As life went by and I grew up to be a journalist with leading magazines and newspapers, I had the precious opportunity of meeting different people and interviewing them for various sections of the publication. The experience opened the vistas of my mind and enriched my life immensely. After decades of writing for various publications, I realized it was time for me to move to the next level. Also, to be a published author was the dream of my life.
It’s interesting how our memory cells work. So on that day, when I picked up the pen to write the first line of my manuscript, my 38 year old brain went back to my memories as a 14 year old, of that little girl I had seen in the newspaper. Just imagine! I had never in my wildest dreams thought that I would access that particular memory. Yet, that was the first line I wrote. An imaginary description of the communal riot. Yes, I had had the opportunity of visiting curfew ridden areas in the aftermath of riots. I guess, that could have influenced my narrative as well.

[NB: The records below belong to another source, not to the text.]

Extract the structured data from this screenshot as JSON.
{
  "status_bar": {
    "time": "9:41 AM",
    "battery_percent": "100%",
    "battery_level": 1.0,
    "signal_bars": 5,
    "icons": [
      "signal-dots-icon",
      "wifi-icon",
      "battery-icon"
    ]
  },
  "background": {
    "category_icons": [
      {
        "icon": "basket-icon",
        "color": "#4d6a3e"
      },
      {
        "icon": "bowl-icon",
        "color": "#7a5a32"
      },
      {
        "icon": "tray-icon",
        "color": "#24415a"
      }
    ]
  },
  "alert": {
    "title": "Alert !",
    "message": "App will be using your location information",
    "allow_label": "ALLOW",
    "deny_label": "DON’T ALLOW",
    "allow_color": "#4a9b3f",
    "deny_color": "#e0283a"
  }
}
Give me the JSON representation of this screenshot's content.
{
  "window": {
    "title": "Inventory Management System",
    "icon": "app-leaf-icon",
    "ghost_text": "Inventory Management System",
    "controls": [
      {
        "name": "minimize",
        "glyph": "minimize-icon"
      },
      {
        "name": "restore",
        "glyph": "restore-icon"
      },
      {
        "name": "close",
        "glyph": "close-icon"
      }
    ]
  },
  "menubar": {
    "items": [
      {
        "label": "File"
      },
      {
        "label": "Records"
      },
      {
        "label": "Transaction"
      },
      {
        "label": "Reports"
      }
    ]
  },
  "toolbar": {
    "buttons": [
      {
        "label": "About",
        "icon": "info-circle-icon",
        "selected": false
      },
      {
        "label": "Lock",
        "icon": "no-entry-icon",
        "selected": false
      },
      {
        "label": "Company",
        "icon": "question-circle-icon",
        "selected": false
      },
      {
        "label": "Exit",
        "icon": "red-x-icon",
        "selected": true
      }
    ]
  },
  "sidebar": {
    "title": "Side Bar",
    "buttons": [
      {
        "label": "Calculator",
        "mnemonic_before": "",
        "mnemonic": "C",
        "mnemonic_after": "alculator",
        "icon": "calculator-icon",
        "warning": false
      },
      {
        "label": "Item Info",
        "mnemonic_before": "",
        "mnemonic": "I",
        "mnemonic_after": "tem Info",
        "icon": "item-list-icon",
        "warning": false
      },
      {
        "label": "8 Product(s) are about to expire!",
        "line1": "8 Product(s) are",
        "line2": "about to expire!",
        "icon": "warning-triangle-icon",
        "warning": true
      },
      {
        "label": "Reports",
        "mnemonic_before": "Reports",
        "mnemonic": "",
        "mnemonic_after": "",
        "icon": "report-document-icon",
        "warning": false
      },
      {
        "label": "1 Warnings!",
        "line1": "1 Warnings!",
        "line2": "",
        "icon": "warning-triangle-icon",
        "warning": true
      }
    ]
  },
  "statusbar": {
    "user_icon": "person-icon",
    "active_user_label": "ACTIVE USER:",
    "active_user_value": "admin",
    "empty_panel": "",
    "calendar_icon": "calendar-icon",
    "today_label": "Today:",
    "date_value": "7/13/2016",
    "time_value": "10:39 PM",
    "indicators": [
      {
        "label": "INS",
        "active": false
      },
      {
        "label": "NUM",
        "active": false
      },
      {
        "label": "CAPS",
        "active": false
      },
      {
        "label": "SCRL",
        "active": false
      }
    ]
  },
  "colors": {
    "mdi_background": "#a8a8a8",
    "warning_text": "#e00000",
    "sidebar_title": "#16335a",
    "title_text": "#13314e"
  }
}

And then as the book progressed, various interactions, several voices I had heard during my journalistic career, started tumbling out of my memory, one after another.
Having said that, I must confess – what I had planned to write and what I actually did, were two different things. It was almost as if the characters assumed a life of their own. Like they were dictating and I was merely transcribing them. I don’t know if this happens to all writers of fiction. But it does to me…
For all of us who are waiting for some kind of inspiration to strike us, let me tell you it really doesn’t. Unless of course, you’re J.K.Rowling! I would love to get into her mind and see where that imagination originates from. But then she is divinely gifted. For other factual, fictional writers like me – What we need is discipline to keep at it and commitment towards our art.